Authors: Henry Wang, Jacob Haven
Goals and Motivation of the Original Paper:
The paper we chose to study was “Operational Experiences with High-Volume Network Intrusion Detection” published in 2004. The authors of the paper describe experiences using Bro, a popular open-source network intrusion detection system.
It is used on many large scale networks and it is thus very important that it scales well with long term usage. The authors focusing mainly on difficulties arising from resource constraints over several networks running Bro. The practical experience of running a network intrusion detection system is that the resources used grow rapidly with increases in network traffic. This paper tests this intuition by measuring the general behavior of Bro with respect to the size of the logs (directly proportional to the amount of time since Bro has begun to capture data).

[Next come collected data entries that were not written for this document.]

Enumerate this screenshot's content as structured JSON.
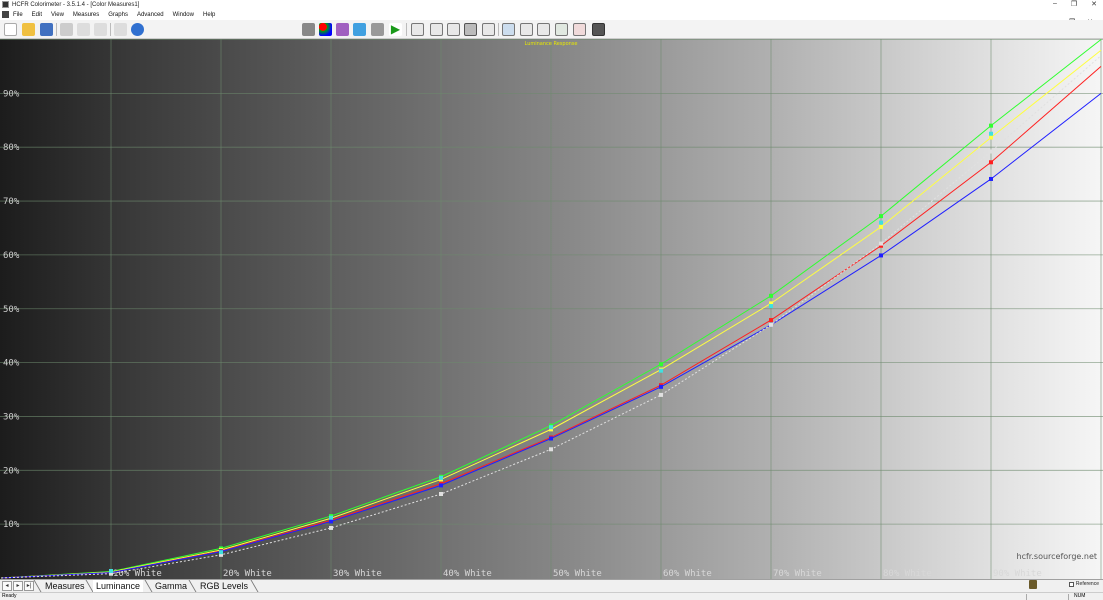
{
  "window": {
    "title": "HCFR Colorimeter - 3.5.1.4 - [Color Measures1]",
    "controls": [
      "–",
      "❐",
      "✕"
    ]
  },
  "menu": {
    "items": [
      "File",
      "Edit",
      "View",
      "Measures",
      "Graphs",
      "Advanced",
      "Window",
      "Help"
    ],
    "mdi_controls": [
      "–",
      "❐",
      "✕"
    ]
  },
  "toolbar": {
    "left_icons": [
      "new-icon",
      "open-icon",
      "save-icon",
      "cut-icon",
      "copy-icon",
      "paste-icon",
      "undo-icon",
      "help-icon"
    ],
    "center_icons": [
      "sensor-icon",
      "rgb-icon",
      "generator-icon",
      "pattern-icon",
      "camera-icon",
      "play-icon",
      "view1-icon",
      "view2-icon",
      "view3-icon",
      "view4-icon",
      "view5-icon",
      "view6-icon",
      "view7-icon",
      "view8-icon",
      "view9-icon",
      "view10-icon",
      "view11-icon"
    ]
  },
  "chart_data": {
    "type": "line",
    "title": "Luminance Response",
    "categories": [
      "0% White",
      "10% White",
      "20% White",
      "30% White",
      "40% White",
      "50% White",
      "60% White",
      "70% White",
      "80% White",
      "90% White",
      "100% White"
    ],
    "x_labels": [
      "10% White",
      "20% White",
      "30% White",
      "40% White",
      "50% White",
      "60% White",
      "70% White",
      "80% White",
      "90% White"
    ],
    "y_labels": [
      "10%",
      "20%",
      "30%",
      "40%",
      "50%",
      "60%",
      "70%",
      "80%",
      "90%"
    ],
    "ylim": [
      0,
      100
    ],
    "grid": true,
    "watermark": "hcfr.sourceforge.net",
    "series": [
      {
        "color": "#30ff30",
        "style": "solid",
        "values": [
          0,
          1.2,
          5.5,
          11.5,
          18.8,
          28.3,
          39.7,
          52.4,
          67.2,
          84,
          100
        ]
      },
      {
        "color": "#ffff40",
        "style": "solid",
        "values": [
          0,
          1.1,
          5.2,
          11.1,
          18.3,
          27.6,
          38.7,
          51,
          65.2,
          81.8,
          98
        ]
      },
      {
        "color": "#ff2020",
        "style": "solid",
        "values": [
          0,
          1.0,
          5.0,
          10.7,
          17.5,
          26.1,
          35.8,
          47.9,
          61.7,
          77.2,
          95
        ]
      },
      {
        "color": "#2020ff",
        "style": "solid",
        "values": [
          0,
          1.0,
          4.9,
          10.5,
          17.2,
          25.9,
          35.5,
          47.0,
          59.9,
          74.1,
          90
        ]
      },
      {
        "color": "#e0e0e0",
        "style": "dashed",
        "values": [
          0,
          0.8,
          4.3,
          9.3,
          15.6,
          23.9,
          34.0,
          47.0,
          62.1,
          79.2,
          97
        ]
      }
    ],
    "markers": {
      "cyan": [
        1.3,
        4.8,
        11.2,
        18.6,
        28,
        38.5,
        50.5,
        66,
        82.5
      ]
    }
  },
  "tabs": {
    "nav": [
      "◂",
      "▸",
      "▸|"
    ],
    "items": [
      "Measures",
      "Luminance",
      "Gamma",
      "RGB Levels"
    ],
    "active": "Luminance",
    "reference_label": "Reference"
  },
  "status": {
    "left": "Ready",
    "right": "NUM"
  }
}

By deploying Bro on their network and measuring its performance over the course of a few days, the authors found that Bro does not scale well over time, tending to exhaust the system’s memory as well as CPU usage until the system crashes.
The authors next tried to optimize behavior by deleting obsolete timers and trading detection-rate for memory usage by dynamically (de)activating protocol decoders. Though this helped Bro’s performance, it significantly limited the effectiveness of Bro as an NIDS at high memory usage levels. More importantly, the problem of linear scaling persisted.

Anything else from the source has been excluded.